LANSING, Mich. -- A skier plunges into cold weather intense enough to warp the metal on the weapon slung to their back. They and other competitors cut through kilometer after kilometer of the snow-covered forest before quickly unslinging their weapons to aim at their prey.

There's no use pausing to catch their breath; every second spent aiming is the time in their rivals' favor, so the biathlete must keep their eye fastened to their sights as their muzzle swings to the rhythm of their breath.

"You can't stand up with a 180 bpm heart rate and hold that rifle on the target," said Maj. Jennifer McLean-Ellis, promotable, a Michigan National Guard Surface Maintenance Division Chief at Joint Forces Headquarters in Lansing.

So she waits for the sight to weave its way over the target, then pulls the trigger.

Biathlons are the ultimate challenge for a Michigan warrior in marksmanship, movement and communication rooted in the hunting and military traditions of Scandinavia.

The Michigan Biathlon team challenges Michigan Air and Army Guardsmen to a peak of athleticism and accuracy that the native climate demands. McLean-Ellis has risen to that challenge now two years in a row, having claimed first place in the 2018 and 2019 Central Regional Championships.

"I didn't do too badly this time," she said, referencing her 2019 accomplishment.

Now she's scouting for other interested athletes to join her in the national competition. She claims anyone with a propensity for athleticism and marksmanship is an excellent candidate, regardless of whether they've ever touched skis.

"If they're in good shape, have a decent PT test, can run two miles without stopping and if they're a good shot, they can be a candidate. Any kind of athletic or marksmanship inclination is great," McLean-Ellis said.

In 2018, she helped quickly instruct the first team of Virgin Island National Guardsmen to compete in the Central Regional Championship.

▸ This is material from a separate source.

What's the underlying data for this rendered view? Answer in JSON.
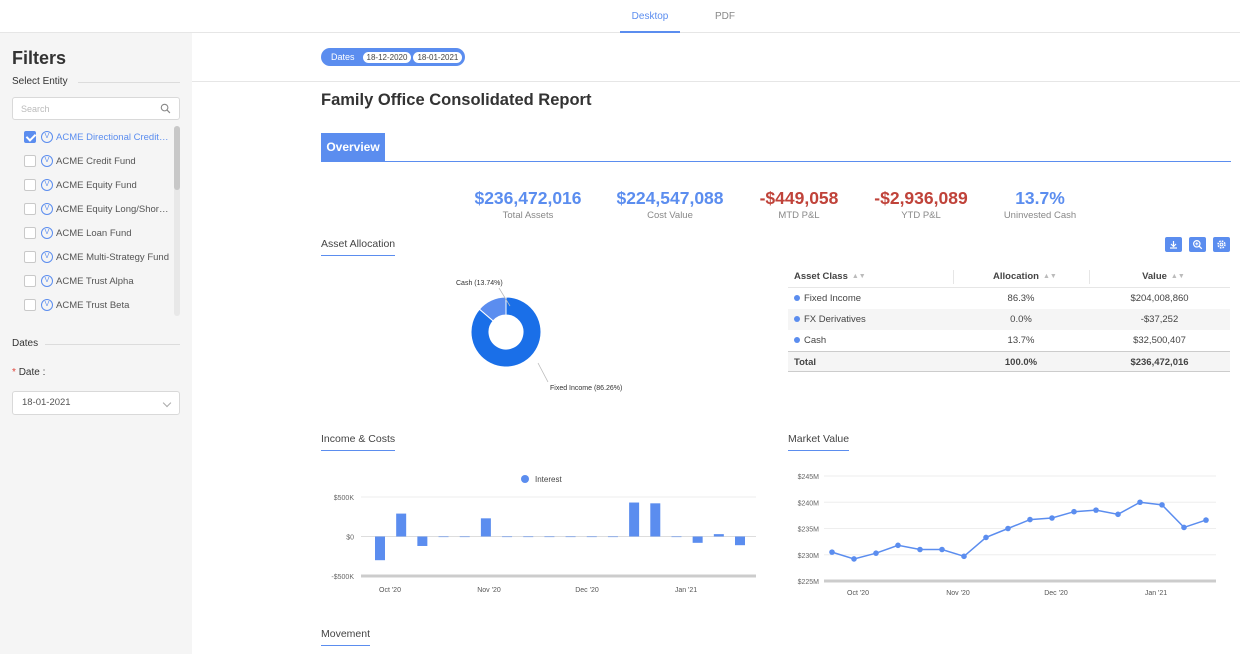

"These guys have never been on skis before," McClean-Ellis said. Virgin Islands National Guard Chief Warrant Officer 4 Mervyn Mills had two days to train before the race. The first day, driving rain kept them from practicing on the trails. "The second day, he got a lesson in the morning and raced in the afternoon. He just double-pulled the whole way so he didn't have to move his feet."

Double-pulling is a method where the skier doesn't move their feet while they use the strength of their entire bodies to propel themselves forward with their ski poles. McLean-Ellis claims it requires less skill but an intense amount of core strength.

Another competitor, U.S. Virgin Islands National Guard Capt. Marcus Sydney, a triathlete, completed both the 7.5 km Sprint Race and the 10 km Pursuit Format Race in the novice category, despite the competition being his first time on skis.

"He was skiing really well by the end of the week," McClean-Ellis said.

The biathlon team was and continues to be, an excellent opportunity for Michigan and U.S. Virgin Islands state partners to collaborate and strengthen their National Guardsmen.